Live blog: Million Dollar Blocks – Using mapping tools to create safer communities

Students for Criminal Justice Reform at NYU teamed with The Urban Planning Student Association and The Black Student Alliance to present a program that outlined an alternative approach to criminal justice.

Crime in America on the increase, the rate of recidivism is high and it is costing the government millions of dollars to convict and incarcerate people.  Wouldn’t this money be better spent on the neighborhoods where prisoners are from?  Couldn’t the cost of locking people up be reinvested in the neighborhoods where they’re from in civic programs like health and education?  This is the concept of the ‘Million Dollar Block.’

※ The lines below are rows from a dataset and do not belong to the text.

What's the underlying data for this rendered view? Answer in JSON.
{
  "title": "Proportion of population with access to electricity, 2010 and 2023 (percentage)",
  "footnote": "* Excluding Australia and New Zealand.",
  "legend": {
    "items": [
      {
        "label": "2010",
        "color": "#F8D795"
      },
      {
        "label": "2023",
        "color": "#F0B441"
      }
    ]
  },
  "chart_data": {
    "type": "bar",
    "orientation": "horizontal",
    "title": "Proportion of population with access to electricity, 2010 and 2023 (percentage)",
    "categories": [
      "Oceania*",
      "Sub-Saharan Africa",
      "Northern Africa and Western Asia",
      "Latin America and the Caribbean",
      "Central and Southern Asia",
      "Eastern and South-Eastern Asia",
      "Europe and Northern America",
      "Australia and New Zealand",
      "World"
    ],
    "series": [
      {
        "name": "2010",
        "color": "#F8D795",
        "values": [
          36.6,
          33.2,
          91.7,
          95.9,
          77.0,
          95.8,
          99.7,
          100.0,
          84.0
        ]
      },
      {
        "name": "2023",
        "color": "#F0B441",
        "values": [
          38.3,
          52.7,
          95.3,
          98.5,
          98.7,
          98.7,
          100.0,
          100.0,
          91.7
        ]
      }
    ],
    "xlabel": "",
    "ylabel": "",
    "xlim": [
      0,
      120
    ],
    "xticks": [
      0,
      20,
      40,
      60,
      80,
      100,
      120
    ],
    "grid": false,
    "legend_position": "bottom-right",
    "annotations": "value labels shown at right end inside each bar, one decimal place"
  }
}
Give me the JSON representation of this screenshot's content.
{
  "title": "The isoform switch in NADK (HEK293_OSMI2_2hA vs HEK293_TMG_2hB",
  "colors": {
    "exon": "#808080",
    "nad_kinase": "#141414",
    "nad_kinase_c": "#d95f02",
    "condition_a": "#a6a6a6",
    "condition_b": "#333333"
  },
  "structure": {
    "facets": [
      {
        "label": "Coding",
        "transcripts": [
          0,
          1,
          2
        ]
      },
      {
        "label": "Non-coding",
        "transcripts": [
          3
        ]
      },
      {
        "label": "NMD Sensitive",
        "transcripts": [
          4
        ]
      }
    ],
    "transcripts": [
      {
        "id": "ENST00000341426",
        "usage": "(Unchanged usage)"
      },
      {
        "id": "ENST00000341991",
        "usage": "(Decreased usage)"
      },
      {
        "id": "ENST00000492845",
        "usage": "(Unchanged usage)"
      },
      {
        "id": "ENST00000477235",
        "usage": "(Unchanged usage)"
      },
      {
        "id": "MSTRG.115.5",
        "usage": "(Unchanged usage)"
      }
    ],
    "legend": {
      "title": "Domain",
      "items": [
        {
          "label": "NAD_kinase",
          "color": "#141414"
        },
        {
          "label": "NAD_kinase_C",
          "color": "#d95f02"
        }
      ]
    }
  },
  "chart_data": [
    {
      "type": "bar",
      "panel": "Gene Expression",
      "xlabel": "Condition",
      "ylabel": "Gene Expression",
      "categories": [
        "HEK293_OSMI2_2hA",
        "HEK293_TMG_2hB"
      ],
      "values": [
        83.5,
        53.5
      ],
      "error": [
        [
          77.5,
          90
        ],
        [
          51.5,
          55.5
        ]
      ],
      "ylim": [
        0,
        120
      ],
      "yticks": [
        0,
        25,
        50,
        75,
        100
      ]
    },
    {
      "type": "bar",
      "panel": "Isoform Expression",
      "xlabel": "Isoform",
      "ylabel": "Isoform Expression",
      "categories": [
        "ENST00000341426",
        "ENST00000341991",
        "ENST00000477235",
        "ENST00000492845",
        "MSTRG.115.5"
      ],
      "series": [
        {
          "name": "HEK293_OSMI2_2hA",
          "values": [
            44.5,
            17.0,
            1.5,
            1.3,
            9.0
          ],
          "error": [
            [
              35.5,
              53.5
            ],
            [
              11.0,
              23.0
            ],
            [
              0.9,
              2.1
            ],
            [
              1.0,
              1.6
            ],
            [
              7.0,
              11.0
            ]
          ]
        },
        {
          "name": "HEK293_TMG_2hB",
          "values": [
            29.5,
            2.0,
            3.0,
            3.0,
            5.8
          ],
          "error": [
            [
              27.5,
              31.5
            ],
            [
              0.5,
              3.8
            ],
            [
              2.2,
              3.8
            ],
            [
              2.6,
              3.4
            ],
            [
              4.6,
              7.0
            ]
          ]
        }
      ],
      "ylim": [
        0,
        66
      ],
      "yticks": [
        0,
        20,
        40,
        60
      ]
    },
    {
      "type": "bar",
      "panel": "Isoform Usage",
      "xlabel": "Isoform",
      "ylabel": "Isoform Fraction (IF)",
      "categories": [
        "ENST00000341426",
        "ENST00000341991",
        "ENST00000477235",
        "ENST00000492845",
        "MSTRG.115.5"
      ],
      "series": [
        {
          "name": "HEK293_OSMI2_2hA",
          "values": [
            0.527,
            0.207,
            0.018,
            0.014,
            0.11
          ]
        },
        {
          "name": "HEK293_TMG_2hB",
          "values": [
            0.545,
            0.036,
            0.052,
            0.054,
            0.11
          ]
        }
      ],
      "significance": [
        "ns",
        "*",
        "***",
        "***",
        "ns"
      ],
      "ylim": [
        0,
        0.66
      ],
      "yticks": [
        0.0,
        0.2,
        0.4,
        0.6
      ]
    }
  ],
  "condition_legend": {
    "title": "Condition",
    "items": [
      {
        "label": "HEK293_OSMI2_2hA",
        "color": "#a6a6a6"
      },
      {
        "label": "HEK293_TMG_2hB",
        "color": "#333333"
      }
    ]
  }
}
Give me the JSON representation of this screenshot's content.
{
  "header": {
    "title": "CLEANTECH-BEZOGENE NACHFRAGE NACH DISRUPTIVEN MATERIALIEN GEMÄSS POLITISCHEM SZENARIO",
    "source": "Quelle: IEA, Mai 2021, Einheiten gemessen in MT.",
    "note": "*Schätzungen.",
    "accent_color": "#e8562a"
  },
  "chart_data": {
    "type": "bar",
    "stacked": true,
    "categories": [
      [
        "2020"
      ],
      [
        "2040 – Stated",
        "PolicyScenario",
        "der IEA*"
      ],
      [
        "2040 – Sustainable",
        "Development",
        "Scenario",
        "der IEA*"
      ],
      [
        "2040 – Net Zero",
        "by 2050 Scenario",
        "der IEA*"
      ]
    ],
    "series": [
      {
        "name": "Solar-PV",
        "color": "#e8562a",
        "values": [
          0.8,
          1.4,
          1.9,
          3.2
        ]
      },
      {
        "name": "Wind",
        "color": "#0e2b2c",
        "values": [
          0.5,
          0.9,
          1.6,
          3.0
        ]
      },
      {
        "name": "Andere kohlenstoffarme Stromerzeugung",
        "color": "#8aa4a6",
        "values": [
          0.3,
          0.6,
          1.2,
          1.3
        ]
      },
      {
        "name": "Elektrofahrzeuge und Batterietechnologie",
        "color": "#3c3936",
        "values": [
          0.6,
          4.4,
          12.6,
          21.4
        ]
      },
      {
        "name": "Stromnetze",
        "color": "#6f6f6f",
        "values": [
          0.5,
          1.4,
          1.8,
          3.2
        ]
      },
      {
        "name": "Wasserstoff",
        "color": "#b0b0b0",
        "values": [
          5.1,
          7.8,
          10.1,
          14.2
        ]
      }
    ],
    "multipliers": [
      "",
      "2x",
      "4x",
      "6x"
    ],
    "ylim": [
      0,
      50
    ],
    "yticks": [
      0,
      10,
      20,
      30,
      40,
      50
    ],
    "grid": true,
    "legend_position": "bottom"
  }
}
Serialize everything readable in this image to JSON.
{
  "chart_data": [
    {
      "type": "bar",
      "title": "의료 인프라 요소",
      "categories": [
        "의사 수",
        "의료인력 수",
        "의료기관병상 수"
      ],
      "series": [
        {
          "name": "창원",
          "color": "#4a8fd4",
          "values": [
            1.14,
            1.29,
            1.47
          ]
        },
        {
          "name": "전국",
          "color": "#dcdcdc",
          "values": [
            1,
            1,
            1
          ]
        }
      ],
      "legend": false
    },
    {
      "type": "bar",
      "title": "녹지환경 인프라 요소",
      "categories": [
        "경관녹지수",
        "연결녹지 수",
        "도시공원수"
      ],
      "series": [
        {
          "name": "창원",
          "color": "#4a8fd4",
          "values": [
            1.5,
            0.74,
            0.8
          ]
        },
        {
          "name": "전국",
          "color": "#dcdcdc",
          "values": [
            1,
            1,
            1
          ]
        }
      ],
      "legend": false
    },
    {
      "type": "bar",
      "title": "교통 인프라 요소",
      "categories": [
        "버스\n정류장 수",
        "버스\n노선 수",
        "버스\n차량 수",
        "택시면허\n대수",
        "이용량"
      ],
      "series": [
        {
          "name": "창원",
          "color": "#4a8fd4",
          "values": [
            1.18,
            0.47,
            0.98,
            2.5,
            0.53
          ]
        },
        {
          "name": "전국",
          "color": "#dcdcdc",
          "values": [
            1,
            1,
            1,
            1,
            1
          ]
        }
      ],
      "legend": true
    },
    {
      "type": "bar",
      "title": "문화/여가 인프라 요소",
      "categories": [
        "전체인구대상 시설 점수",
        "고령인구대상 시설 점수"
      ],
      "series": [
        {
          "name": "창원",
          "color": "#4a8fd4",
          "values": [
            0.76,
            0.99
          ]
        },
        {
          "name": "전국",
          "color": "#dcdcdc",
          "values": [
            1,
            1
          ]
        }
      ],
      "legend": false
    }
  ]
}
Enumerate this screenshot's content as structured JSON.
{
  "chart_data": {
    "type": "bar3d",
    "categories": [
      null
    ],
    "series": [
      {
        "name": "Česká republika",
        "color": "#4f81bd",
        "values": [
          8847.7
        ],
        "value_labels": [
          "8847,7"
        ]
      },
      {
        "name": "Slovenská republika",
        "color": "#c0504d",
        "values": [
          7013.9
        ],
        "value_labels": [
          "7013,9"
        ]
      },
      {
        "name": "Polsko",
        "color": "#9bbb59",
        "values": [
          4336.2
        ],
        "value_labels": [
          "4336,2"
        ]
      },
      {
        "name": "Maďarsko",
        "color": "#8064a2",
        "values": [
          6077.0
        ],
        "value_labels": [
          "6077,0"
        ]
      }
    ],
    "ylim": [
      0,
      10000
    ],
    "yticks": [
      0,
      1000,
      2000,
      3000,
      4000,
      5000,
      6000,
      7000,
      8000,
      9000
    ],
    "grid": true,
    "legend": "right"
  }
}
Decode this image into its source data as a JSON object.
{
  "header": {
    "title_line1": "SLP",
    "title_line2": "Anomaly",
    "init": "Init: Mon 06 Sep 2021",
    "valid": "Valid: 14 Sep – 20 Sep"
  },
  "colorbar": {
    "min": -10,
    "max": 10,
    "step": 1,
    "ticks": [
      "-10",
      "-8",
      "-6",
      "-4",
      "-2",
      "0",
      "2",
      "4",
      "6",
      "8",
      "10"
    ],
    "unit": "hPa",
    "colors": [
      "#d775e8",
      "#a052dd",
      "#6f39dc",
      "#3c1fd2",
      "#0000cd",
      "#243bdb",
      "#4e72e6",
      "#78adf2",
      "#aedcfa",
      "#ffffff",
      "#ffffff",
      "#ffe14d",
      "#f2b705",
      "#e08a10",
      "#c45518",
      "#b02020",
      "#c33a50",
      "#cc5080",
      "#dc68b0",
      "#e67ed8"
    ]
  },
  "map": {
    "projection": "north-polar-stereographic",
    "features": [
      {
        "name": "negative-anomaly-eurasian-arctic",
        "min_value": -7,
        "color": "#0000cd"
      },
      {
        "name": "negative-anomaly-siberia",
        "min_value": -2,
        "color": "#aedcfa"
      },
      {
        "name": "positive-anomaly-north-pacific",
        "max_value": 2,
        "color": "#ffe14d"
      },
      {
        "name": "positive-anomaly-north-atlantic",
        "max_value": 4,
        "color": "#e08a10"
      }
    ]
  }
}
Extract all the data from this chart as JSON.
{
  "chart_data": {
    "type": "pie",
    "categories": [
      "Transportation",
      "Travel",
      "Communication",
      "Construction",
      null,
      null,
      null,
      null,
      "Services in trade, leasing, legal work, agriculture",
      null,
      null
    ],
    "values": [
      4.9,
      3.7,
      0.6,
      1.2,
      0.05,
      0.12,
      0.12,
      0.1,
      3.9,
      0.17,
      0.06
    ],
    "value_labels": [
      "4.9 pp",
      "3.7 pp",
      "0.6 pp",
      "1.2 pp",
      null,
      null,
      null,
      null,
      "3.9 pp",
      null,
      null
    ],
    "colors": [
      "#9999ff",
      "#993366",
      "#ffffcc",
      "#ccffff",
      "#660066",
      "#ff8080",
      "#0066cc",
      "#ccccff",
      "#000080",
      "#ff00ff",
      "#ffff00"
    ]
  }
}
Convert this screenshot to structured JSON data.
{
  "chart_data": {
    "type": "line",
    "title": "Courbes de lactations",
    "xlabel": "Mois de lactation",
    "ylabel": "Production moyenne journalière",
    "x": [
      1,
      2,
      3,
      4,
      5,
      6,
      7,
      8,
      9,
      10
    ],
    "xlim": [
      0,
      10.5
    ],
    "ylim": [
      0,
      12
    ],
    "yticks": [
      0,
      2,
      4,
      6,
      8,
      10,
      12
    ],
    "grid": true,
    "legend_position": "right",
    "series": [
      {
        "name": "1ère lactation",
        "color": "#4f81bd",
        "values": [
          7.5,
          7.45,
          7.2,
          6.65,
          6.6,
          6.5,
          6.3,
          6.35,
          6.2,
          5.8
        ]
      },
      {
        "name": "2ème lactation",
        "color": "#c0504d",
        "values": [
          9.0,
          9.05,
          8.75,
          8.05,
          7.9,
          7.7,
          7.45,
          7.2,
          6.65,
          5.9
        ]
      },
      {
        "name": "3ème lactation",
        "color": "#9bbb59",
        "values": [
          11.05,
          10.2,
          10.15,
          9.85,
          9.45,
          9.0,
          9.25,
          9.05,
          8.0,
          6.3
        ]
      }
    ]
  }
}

To achieve this, we must be able to identify the neighborhoods that have a high concentration of offenders so that funds can be allocated appropriately.  Eric Cadora has found a way to capture this information through a mapping process.  He explains it to the audience:

Speaker: Eric Cadora, Founder and Director of the Justice Mapping Center.

What’s all this talk about mapping?

Cadora has a history of working with criminal and justice reform, but reached a point where he felt he reached a glass ceiling.  There was a pretty steady rate of incarceration in the 1970s where it reached around 200,000 people.  After that period, it skyrocketed over 2 million today.  This drove him to look at crime mapping in terms of how many people from a certain area have been incarcerated.

Mapping is done at different levels such as community districts, school districts or state senate districts, depending on the ‘audience,’ he says.

There is a difference between crime mapping and mapping where people who have been, or are currently incarcerated live.  Where people live and have been incarcerated is much more concentrated than than the distribution of crime, is the trend they found through mapping.

A map of NYC by census tracts with CD’s layered on top is up on the screen showing number of men admitted to prison. (It examines in terms of how many per 1000).
There are three major areas: the Bronx, upper Manhattan and Brooklyn that have the highest proportion of incarceration.  Together they make up approx 17 of total male population of NYC but account for over 50% of NY males sent to prison.

Prison Expenditure:
How much is being sent to incarcerate and then return people back to a given area?  There are certain areas in Brooklyn, for e.g. where it costs $1million to do this and in some cases up to $50 million.  So, the question is, is it right to spend all this money to send these people to prison only for them to come back after 4 years?  How about we bring these dollars back and reinvest in the neighborhood to  prevent crime and recidivism?

Getting government agencies to collaborate on the neighborhood level to address this is the next goal.   Taking Houston as an example, high rates of incarceration is also reflected by low performing schools in the area.  The idea that more criminal infrastructure is better than investing civil institutions is being challenged and brought in front of government.

To recap, the notion that certain city neighborhoods have a higher rate of incarceration rates than others is a national trend.  Another example given is Detroit which by the way, is “rampant with prison admissions.”

This mapping procedure can show the many hundreds of kids who have lost a parent to prison.  he greatest indicator of future incarceration is parental incarceration.

Again, the monetary cost of incarceration is in the millions.

The number of people being sent back to prison because of revoke of parole, failed drug tests – conditional and technical issues – as opposed to actual crime. Parole and probation is a broken system.  Parole officers are not sure what their role is any more, given that this type of recidivism can reach as high as 80% – are they 2nd class cops?  A type of social worker?  Should they, in future, be put into the neighborhood to manage those released?  Why not integrate them into other community based organizations there?

So, what do the policy makers do with all this information?

Speaker: Marshall Clement, Council of State Governments’ Justice Reinvestment Project.

A national, non -profit that represents all three branches of govnt. They give advice on policy issues.  The government’s three main concerns regarding criminal justice at the moment are: increases in crime, the rising number of the prisons in the U.S. which predicted to keep increasing and the lack of money in the current economic climate.

California’s response to its high crime rate has been to push a giant building program.  Another consideration is early release which is not a popular option.

So, a third possible solution that would include: use mapping to analyze data to look at crime and court corrections, implement policy changes and establish greater accountability at government level.

Some states are interested in implementing this, for e,g Kansas, Texas and Michigan.

Kansas Case Study
In 2007, it’s prisons were reaching capacity so the state was planning to build an extra 2000 beds which would amount to 1/2 a billion dollars over a 10 year period.  By implementing the three elements outlined above, the state has significantly decreased crime and with less demand now for capacity has saved approx $80 million over a 5 year period.

Michigan and Texas were also presented as case studies.

The statistic that one out of every 3 state employees in Michigan are parole officers provoked a gasp from the audience, mostly comprised of urban planning and public policy students from NYU.  About 30 people turned out for the presentation.